Abstract

This article was published in the Völkischer Beobachter, the party newspaper of the NSDAP, on November 6, 1932, the day on which Reichstag elections were held in Germany for the second time that year. The last elections had only been held in July of the same year, but in September Reich Chancellor Franz von Papen found himself in open conflict with the two strongest parties in parliament, the KPD and the NSDAP. Like his predecessor, Heinrich Brüning, Papen, who also belonged to the Catholic Center Party, was unable to win a parliamentary majority for his policies and instead governed with Hindenburg’s support through emergency decrees. In September 1932, the KPD tabled a motion of no confidence, which the NSDAP supported. Papen then asked Reich President Hindenburg to dissolve the Reichstag once again and call new elections in the hope of weakening the NSDAP. Although the NSDAP lost seats after the November elections, it remained the strongest party in parliament. The unnamed author of this article quotes an essay from the Italian daily newspaper La Stampa, in which Papen’s strategy had supposedly been called out and criticized. La Stampa had been controlled by Mussolini’s fascist regime since 1925. The article’s blunt headline suggests that it was primarily the Jews in Germany who would continue to support Papen’s government out of fear of the National Socialists.

“The Jews Vote for Papen!” (November 6, 1932)

Source

Sunday/Monday, November 6/7, 1932

The Jews Vote for Papen!

A revealing essay in the Roman “Stampa”

(Wire report from our Roman representative.)

Rome, November 4.

Piacca launches a sharp attack against the Papen cabinet in today’s “Stampa,”
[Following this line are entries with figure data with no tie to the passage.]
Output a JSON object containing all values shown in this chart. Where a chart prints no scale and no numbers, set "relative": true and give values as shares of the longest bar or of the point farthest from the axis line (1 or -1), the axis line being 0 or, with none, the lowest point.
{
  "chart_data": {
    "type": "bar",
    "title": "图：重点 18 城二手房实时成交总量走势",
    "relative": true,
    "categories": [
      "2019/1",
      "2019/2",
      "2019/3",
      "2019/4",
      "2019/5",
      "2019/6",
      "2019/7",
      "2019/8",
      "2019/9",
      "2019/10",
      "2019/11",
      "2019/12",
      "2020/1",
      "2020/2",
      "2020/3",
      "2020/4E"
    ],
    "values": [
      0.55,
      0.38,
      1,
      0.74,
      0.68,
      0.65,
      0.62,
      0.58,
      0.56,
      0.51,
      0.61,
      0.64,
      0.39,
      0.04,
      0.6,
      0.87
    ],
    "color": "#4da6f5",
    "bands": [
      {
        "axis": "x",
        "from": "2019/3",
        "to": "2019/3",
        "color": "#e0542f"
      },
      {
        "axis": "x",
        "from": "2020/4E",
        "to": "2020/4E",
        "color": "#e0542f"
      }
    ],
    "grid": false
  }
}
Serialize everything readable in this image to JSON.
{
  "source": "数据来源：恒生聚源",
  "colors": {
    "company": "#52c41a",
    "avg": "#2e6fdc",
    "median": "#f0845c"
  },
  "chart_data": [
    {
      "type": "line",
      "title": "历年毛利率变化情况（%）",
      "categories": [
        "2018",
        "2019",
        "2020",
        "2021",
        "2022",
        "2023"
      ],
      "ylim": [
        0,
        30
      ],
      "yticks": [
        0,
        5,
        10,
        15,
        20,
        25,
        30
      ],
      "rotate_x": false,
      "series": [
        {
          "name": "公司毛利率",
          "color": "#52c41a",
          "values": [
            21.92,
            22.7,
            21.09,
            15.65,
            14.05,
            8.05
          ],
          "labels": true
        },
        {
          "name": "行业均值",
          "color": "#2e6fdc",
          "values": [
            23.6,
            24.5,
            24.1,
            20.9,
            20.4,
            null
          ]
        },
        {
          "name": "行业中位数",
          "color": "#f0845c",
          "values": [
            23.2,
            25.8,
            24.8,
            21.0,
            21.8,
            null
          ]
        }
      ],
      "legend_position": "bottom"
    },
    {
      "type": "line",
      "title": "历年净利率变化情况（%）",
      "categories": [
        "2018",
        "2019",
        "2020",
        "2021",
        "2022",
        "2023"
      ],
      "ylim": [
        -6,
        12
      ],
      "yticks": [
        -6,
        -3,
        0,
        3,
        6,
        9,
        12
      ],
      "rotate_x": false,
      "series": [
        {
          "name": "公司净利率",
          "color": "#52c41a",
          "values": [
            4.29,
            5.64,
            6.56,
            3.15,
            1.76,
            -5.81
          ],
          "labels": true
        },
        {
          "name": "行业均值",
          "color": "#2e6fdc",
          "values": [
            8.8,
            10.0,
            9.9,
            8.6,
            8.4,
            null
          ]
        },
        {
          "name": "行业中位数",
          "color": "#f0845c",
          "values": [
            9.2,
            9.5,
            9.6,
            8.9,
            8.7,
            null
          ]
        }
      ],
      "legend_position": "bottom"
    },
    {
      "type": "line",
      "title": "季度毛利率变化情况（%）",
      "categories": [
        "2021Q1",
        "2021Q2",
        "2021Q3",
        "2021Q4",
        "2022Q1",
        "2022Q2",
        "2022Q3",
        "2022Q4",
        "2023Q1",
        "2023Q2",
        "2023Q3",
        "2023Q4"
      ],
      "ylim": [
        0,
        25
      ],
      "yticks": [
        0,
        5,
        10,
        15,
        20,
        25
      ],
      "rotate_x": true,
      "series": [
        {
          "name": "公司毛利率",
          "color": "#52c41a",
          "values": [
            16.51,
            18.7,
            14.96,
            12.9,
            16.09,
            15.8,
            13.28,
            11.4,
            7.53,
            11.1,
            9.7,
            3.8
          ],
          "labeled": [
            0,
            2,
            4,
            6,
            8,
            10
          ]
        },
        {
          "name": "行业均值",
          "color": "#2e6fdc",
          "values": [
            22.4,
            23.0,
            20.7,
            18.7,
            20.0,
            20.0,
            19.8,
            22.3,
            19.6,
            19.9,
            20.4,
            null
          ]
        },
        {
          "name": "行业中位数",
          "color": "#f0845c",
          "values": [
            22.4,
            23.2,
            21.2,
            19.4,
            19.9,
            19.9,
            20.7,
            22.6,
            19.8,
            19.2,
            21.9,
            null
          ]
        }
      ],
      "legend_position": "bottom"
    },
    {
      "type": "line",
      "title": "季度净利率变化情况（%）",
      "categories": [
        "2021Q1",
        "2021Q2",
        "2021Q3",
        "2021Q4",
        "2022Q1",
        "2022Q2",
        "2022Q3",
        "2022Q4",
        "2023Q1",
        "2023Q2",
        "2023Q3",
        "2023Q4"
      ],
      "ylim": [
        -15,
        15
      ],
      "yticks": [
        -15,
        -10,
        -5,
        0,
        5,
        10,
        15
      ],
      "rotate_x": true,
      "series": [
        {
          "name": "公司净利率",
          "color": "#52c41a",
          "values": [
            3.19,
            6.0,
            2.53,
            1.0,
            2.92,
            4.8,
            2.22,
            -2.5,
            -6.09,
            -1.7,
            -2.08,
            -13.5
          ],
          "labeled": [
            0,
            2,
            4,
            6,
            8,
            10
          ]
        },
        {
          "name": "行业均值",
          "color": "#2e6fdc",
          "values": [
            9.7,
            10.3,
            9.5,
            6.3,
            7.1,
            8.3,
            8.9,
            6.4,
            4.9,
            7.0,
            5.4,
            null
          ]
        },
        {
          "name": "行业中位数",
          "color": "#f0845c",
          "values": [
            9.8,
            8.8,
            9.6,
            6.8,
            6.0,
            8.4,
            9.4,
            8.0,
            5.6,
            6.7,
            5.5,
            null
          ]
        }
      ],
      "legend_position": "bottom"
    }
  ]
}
stating that, with its state policy, it had put a kind of fox nose on Hindenburg’s clever face. The danger, he says, is to replace cleverness with mere cunning.

It was hoped that the National Socialist movement would be so weakened that a majority with the Center would no longer be possible as before, and that the National Socialists would be prepared to come to an agreement with the Center and the German Nationals under the glory of the government. Papen’s maneuver consisted in taking away the Center’s key position in the distribution of parliamentary power and handing it over to the small German National group for the government’s disposal.

The government is constantly jabbing the National Socialist Party with needles in order to prove to all good and fearful citizens that the goals of the National Socialists can be achieved without their help by the present government.

The government indulges in the hope that National Socialism will lose a lot of votes.

The votes that the party could lose, says Piacca, would be those that are in any case uncertain elements in all elections, which can only be an advantage for a party to lose. The government will win over those votes that have the great hope that absolute economic freedom, to which the state will be subject, will prevail in the sense of an über-industrialism. After all, v. Papen wants nothing else. But if we are not mistaken, says Piacca, von Papen’s holy empire has already perished once.

The great mass of Jews in Germany, who are very fearful and extremely mobile at the moment, will stand by him completely. Any obstacle against the National Socialists is fine with them in order to alleviate their fear.

Papen believes he can reintegrate the German people into the state. But for him there is only one way: to place the masses and the state under the yoke of the economy, which he wants to reintroduce in its absolute freedom. This and nothing else is the doctrine of the von Papen cabinet.

With much irony, Piacca criticizes the idea of a syndicalist cabinet under von Papen as the last resort of the cabinet, and its isolation. “He stands there like a Siegfried and wants to destroy not only the social dragon of the National Socialists’ social program, but also every other kind of socialism, in order to allow the parades of the masses of Hitler’s Third Reich to march in through his syndicalist triumphal arches.”

Source of original German text: „Die Juden wählen Papen!,“ Völkischer Beobachter, November 6, 1932.